Now, I'd love to see WotC declare that they condone all such tools, but since frankly their tools are about as good as anything I've ever seen for ANY game I really am skeptical that it will make a vast difference in quality.

The only valid question is do you feel like the price they charge is worth it to you? Only you can answer that.

Ok, you commmented on the "popularity" of the DDI tools as being indicative in some way of their quality... my couterpoint was that when you don't have much of a choice... popularity does not necessarily, in any way, equate to quality.
 


Umbran

Mod Squad
Staff member
Supporter
Sorry for being pedantic, because the main thrust of your post is correct, but it is possible to write bug-free code.

To be truly pedantic, if I recall correctly, Gödel's incompleteness theorem, and Turing's proof of the unsolvability of the halting problem still stand.

That is to say, you cannot prove, for all possible inputs to a program, that the program will run to completion.
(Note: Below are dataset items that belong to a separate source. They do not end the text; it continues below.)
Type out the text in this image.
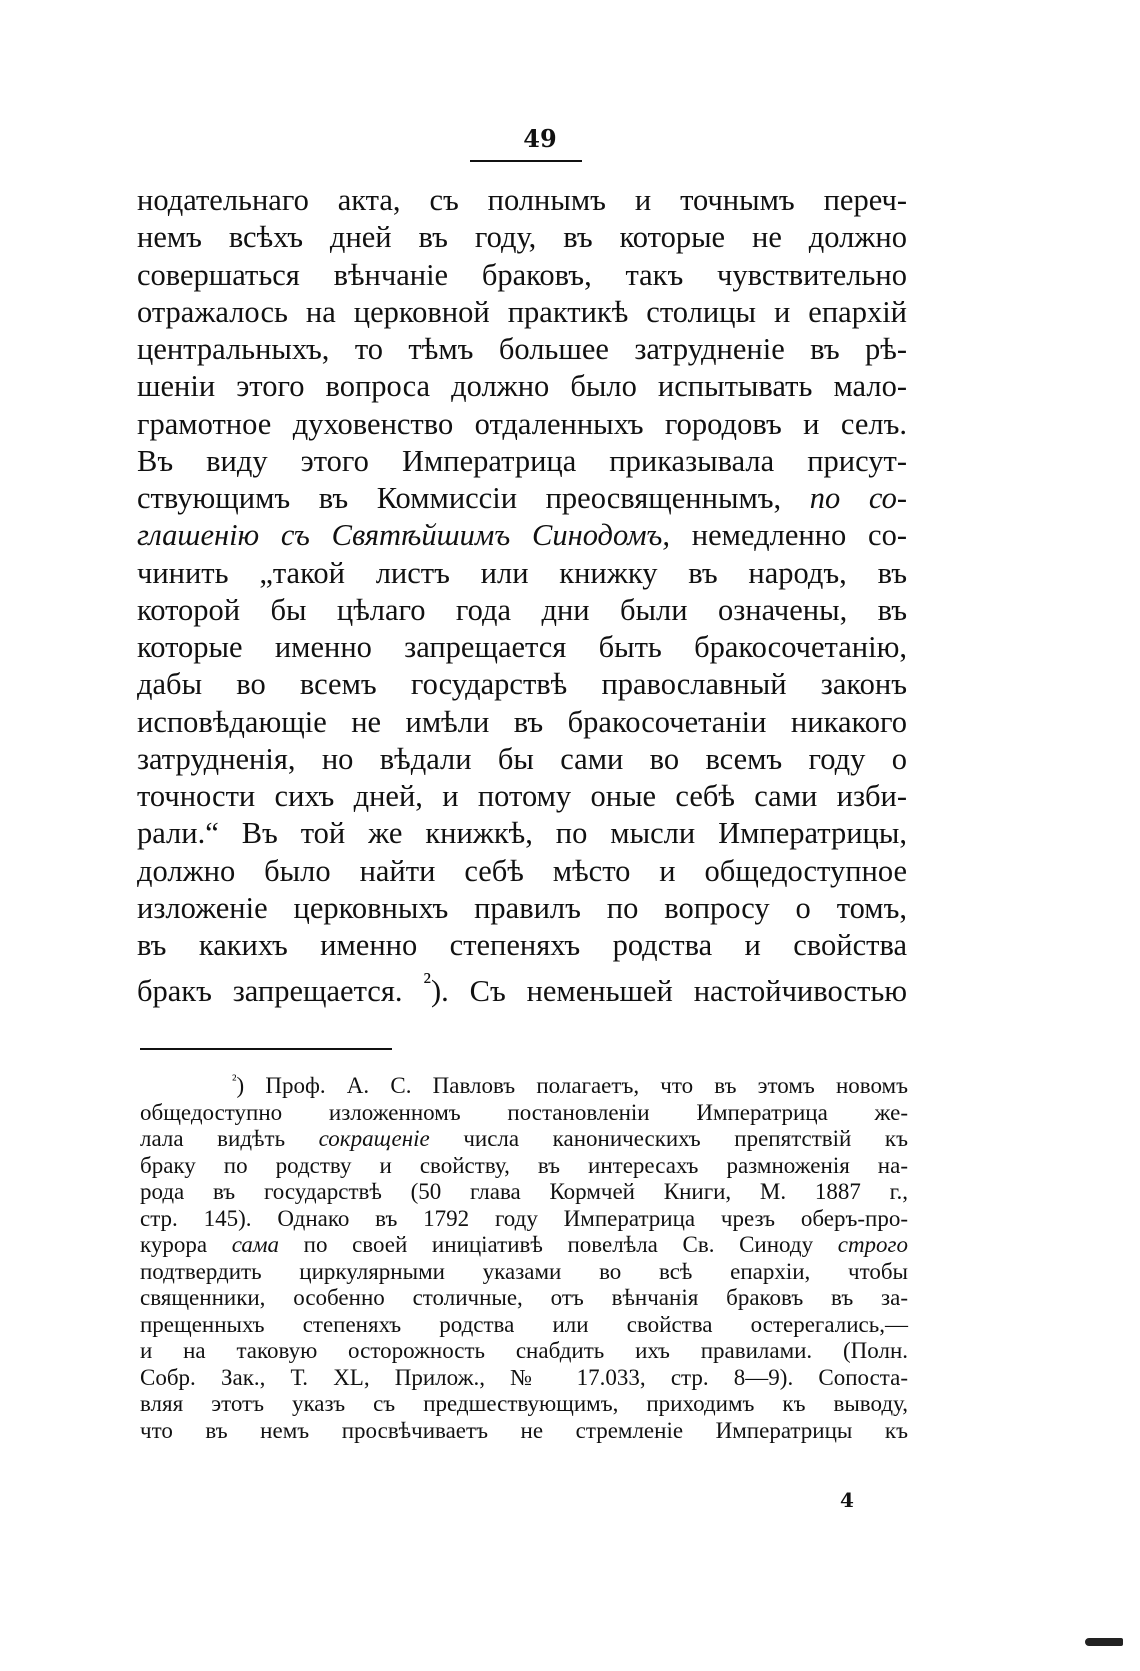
49
нодательнаго акта, съ полнымъ и точнымъ переч-
немъ всѣхъ дней въ году, въ которые не должно
совершаться вѣнчаніе браковъ, такъ чувствительно
отражалось на церковной практикѣ столицы и епархій
центральныхъ, то тѣмъ большее затрудненіе въ рѣ-
шеніи этого вопроса должно было испытывать мало-
грамотное духовенство отдаленныхъ городовъ и селъ.
Въ виду этого Императрица приказывала присут-
ствующимъ въ Коммиссіи преосвященнымъ, по со-
глашенію съ Святѣйшимъ Синодомъ, немедленно со-
чинить „такой листъ или книжку въ народъ, въ
которой бы цѣлаго года дни были означены, въ
которые именно запрещается быть бракосочетанію,
дабы во всемъ государствѣ православный законъ
исповѣдающіе не имѣли въ бракосочетаніи никакого
затрудненія, но вѣдали бы сами во всемъ году о
точности сихъ дней, и потому оные себѣ сами изби-
рали.“ Въ той же книжкѣ, по мысли Императрицы,
должно было найти себѣ мѣсто и общедоступное
изложеніе церковныхъ правилъ по вопросу о томъ,
въ какихъ именно степеняхъ родства и свойства
бракъ запрещается. $^{^2}$). Съ неменьшей настойчивостью
$^{^2}$) Проф. А. С. Павловъ полагаетъ, что въ этомъ новомъ
общедоступно изложенномъ постановленіи Императрица же-
лала видѣть сокращеніе числа каноническихъ препятствій къ
браку по родству и свойству, въ интересахъ размноженія на-
рода въ государствѣ (50 глава Кормчей Книги, М. 1887 г.,
стр. 145). Однако въ 1792 году Императрица чрезъ оберъ-про-
курора сама по своей иниціативѣ повелѣла Св. Синоду строго
подтвердить циркулярными указами во всѣ епархіи, чтобы
священники, особенно столичные, отъ вѣнчанія браковъ въ за-
прещенныхъ степеняхъ родства или свойства остерегались,—
и на таковую осторожность снабдить ихъ правилами. (Полн.
Собр. Зак., Т. XL, Прилож., № 17.033, стр. 8—9). Сопоста-
вляя этотъ указъ съ предшествующимъ, приходимъ къ выводу,
что въ немъ просвѣчиваетъ не стремленіе Императрицы къ
4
Even for "perfect" code that contains no technical errors, there may exist an input for which that code will crash.
 

nerfherder

Explorer
To be truly pedantic, if I recall correctly, Gödel's incompleteness theorem, and Turing's proof of the unsolvability of the halting problem still stand.

That is to say, you cannot prove, for all possible inputs to a program, that the program will run to completion. Even for "perfect" code that contains no technical errors, there may exist an input for which that code will crash.

I will bow to your knowledge being greater than my ability to google ;)
 

Alan Shutko

Explorer
To be truly pedantic, if I recall correctly, Gödel's incompleteness theorem, and Turing's proof of the unsolvability of the halting problem still stand.

That is to say, you cannot prove, for all possible inputs to a program, that the program will run to completion. Even for "perfect" code that contains no technical errors, there may exist an input for which that code will crash.
Not quite. You can't write a generalized algorithm to do this for all potential pairs of programs and inputs. You CAN prove it for many specific programs.
 

Nagol

Unimportant
To be truly pedantic, if I recall correctly, Gödel's incompleteness theorem, and Turing's proof of the unsolvability of the halting problem still stand.

That is to say, you cannot prove, for all possible inputs to a program, that the program will run to completion. Even for "perfect" code that contains no technical errors, there may exist an input for which that code will crash.

Turing's halting problem can be sidestepped with a test specific to the algorithm being examined; Turing only showed no general algorithm can exist. Total correctness can be determined.